3Disease models are purported to reflect a pathological aspect of the disorder. Assays are screens for therapeutic activity of compounds and may not necessarily accurately reflect phenomenological or neuropathological aspects of the disorder.
4Margins of safety are more commonly determined as the ratio of concentrations of drug in plasma at the lowest dose at which an adverse event is recorded to the concentration at the dose inducing the required efficacy.
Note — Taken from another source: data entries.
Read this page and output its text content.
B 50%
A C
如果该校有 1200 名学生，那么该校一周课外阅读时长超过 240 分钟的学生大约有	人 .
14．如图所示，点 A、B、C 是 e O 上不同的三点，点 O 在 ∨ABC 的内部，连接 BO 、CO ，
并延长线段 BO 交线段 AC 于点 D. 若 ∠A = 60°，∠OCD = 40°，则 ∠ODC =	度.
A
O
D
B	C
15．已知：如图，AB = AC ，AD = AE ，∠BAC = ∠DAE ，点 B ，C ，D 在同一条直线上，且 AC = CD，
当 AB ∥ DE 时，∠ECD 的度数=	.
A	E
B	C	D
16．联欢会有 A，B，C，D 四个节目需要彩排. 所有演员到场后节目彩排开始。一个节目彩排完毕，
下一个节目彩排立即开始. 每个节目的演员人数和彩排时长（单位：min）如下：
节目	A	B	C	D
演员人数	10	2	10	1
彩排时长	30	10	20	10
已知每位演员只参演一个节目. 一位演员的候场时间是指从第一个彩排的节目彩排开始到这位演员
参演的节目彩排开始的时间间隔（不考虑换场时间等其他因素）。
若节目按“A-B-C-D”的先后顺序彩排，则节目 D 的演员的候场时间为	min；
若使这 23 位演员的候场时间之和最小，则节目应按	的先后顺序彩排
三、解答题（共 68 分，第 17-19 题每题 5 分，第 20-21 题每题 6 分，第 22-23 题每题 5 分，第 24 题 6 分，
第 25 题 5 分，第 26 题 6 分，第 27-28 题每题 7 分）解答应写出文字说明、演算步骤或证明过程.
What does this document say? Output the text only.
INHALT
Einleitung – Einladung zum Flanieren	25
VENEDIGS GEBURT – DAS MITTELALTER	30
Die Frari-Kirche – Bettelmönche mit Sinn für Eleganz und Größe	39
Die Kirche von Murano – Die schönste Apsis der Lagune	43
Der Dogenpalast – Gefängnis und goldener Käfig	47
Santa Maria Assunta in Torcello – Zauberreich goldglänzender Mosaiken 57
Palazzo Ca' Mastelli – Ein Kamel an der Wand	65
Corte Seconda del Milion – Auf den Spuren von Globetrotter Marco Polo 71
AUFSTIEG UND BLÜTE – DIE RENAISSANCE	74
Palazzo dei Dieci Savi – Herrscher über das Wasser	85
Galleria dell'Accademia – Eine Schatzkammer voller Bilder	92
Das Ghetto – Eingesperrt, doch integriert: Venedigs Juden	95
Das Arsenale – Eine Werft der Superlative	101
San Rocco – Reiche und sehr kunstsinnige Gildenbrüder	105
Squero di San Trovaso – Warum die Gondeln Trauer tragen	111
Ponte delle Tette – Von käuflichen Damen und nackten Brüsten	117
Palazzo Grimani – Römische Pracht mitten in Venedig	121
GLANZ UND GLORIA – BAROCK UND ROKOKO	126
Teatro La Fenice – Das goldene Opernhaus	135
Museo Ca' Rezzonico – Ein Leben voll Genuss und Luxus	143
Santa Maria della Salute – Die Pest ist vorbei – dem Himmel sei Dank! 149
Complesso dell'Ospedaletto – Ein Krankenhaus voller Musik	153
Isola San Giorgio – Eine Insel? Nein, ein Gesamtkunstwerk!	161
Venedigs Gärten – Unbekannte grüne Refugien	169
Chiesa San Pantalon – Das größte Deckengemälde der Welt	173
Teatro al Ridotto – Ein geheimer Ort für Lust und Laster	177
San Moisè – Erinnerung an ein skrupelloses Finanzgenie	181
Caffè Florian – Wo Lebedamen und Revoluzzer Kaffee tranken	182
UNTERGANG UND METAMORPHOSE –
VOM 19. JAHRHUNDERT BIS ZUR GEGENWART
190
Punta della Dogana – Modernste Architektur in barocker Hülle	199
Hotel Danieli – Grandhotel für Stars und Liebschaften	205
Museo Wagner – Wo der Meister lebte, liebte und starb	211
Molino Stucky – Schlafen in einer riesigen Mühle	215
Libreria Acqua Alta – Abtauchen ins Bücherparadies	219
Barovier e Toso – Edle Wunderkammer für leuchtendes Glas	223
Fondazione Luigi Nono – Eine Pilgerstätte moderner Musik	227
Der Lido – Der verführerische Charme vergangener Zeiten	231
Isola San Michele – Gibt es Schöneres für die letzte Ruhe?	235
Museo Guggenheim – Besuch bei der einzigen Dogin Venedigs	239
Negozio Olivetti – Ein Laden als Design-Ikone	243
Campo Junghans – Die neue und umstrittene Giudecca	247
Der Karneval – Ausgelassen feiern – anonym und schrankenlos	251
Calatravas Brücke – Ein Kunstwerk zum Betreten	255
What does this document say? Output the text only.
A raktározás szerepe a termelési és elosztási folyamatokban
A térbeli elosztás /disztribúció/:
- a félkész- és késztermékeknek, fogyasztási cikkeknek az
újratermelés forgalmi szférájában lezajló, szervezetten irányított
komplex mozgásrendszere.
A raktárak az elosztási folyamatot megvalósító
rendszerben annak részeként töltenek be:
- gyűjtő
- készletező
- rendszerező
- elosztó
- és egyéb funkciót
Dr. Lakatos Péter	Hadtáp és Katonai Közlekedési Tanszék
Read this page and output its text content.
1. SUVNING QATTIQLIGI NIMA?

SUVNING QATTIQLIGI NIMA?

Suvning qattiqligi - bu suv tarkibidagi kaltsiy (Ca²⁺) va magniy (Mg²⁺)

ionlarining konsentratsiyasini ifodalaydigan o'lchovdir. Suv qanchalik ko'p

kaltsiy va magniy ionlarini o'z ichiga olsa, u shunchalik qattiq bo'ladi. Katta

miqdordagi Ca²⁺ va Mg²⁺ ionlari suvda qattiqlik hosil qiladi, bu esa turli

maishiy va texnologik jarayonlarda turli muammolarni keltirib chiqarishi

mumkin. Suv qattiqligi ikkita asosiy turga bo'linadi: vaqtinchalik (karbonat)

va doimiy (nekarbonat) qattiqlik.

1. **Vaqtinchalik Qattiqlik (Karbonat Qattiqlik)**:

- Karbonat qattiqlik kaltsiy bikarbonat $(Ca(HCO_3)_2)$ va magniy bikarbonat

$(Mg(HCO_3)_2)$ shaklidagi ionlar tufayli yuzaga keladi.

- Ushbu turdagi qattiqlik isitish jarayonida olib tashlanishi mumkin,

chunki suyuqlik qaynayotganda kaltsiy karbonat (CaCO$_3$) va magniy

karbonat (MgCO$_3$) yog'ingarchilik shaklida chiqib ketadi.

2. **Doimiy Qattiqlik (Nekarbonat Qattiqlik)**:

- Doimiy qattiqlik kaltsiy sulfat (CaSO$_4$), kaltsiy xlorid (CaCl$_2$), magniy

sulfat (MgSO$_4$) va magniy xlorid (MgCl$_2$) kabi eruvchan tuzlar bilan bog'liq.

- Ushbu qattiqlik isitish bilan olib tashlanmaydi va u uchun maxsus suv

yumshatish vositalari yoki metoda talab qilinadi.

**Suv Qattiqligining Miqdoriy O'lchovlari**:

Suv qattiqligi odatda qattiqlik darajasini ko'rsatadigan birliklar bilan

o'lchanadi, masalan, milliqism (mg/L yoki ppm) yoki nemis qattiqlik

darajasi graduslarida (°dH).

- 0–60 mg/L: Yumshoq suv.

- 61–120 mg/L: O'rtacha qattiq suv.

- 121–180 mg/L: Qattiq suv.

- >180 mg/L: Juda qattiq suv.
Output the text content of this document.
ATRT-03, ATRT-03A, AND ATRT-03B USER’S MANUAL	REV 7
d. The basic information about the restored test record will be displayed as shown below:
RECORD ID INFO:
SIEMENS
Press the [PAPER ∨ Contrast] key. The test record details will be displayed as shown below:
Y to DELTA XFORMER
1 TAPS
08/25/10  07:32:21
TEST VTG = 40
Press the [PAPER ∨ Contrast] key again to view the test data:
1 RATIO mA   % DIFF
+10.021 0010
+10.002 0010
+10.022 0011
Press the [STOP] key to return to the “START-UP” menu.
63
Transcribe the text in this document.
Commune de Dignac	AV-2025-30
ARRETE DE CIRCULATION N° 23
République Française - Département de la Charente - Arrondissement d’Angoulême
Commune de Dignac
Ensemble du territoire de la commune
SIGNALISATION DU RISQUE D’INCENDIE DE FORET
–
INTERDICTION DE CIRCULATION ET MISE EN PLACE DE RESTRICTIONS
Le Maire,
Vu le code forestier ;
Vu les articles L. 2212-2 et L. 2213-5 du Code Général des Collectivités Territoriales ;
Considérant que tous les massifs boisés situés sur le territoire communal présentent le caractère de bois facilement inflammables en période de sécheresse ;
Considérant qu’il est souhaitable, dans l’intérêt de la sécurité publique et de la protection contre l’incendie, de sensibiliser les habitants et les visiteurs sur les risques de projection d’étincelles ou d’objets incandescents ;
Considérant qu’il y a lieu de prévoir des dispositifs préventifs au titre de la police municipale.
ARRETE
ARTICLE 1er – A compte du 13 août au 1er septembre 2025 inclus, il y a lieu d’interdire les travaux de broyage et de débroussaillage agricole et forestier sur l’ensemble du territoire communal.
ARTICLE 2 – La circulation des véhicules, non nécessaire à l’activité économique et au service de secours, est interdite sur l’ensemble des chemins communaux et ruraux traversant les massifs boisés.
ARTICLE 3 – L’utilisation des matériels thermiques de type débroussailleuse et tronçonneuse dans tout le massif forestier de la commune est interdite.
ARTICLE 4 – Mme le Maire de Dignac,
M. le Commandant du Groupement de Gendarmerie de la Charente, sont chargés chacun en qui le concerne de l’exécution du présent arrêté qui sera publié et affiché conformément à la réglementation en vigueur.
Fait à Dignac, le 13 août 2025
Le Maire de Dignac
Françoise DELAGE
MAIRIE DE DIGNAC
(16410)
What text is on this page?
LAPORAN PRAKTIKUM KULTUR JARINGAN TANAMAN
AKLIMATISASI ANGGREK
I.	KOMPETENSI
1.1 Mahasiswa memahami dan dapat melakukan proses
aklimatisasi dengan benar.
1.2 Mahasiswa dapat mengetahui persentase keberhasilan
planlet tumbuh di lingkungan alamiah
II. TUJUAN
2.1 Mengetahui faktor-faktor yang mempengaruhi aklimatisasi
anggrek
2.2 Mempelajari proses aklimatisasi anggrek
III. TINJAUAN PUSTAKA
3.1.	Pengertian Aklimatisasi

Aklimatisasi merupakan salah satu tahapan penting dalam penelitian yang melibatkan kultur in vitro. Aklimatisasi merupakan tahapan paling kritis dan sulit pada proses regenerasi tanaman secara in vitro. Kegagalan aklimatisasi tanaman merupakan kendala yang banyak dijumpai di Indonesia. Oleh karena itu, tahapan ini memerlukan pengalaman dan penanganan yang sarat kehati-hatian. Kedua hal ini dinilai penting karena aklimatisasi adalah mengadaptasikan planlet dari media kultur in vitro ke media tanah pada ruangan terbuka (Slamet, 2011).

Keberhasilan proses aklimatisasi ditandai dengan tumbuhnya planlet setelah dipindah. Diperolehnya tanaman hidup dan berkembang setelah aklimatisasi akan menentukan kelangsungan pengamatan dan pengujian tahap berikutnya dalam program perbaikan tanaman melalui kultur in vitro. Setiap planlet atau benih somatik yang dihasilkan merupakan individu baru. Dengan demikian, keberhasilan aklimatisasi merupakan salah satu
Disclosures/Conflicts of Interest
AM declares that she has received contract research support from Intracellular Therapeutics, Inc., and Lundbeck Research USA, Inc., and an honorarium from Abbott GmbH and Co during the past three years. CC declares that over the past three years he has received honoraria for consulting from GlaxoSmithKline, Aesculapius Farmaceutici, and Pfizer. MAG declares that over the past three years he has received compensation from Abbott, Acadia, Addex, Amgen, AstraZeneca, Epix, Jazz, Organon, Omeros, San Diego Instruments, Serono, and Wyeth-Ayerst. MT and TS declare that, except for income received from their primary employers, no financial support or compensation has been received from any other individual or corporate entity over the past three years for research or professional service, and they have no personal financial holdings that could be perceived as constituting a potential conflict of interest.